Free-ranging livestock play a pivotal role globally in the conversion of plant tissue into products and services that support man’s many and changing lifestyles. With domestication came the task of providing livestock with an adequate plane of nutrition while simultaneously managing vegetation for sustainable production. Attempting to meld these two seemingly opposing management goals continues to be a major focus of rangeland research. Demand for multiple goods and services from rangelands today requires that livestock production make the smallest possible ‘negative hoof-print’. Advancements in global navigation satellite system, geographic information systems, and electronic/computing technologies, coupled with improved understanding of animal behaviour, positions virtual fencing (VF) as an increasingly attractive option for managing free-ranging livestock. VF offers an alternative to conventional fencing by replacing physical barriers with sensory cues to control an animal’s forward movement. Currently, audio and electrical stimulation are the cues employed.

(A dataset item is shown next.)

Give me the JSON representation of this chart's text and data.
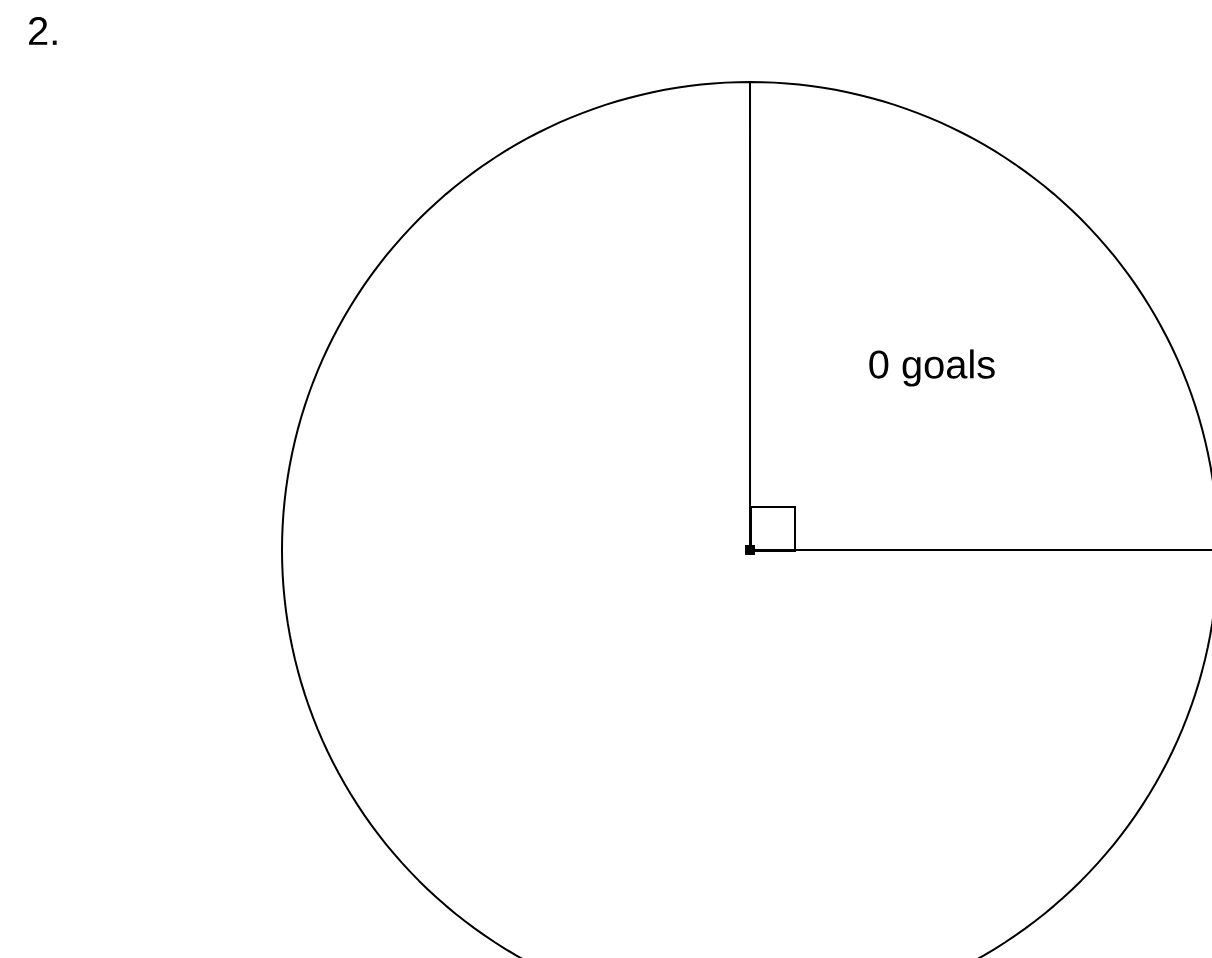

When VF becomes a commercial reality, manual labour will be replaced in large part with cognitive labour for real-time prescription-based livestock distribution management that is robust, accurate, precise and flexible. The goal is to manage rangeland ecosystems optimally for soils, plants, herbivores in addition to the plant and animal’s microflora. However, maximising the benefits of VF will require a paradigm shift in management by using VF as a ‘virtual herder’ rather than simply as a tool to manage livestock within static physical barriers.

Additional keywords: grazing systems, hoof-action, livestock management, paddocks, pastures, plant–animal interface, rumen dynamics, stocking rate.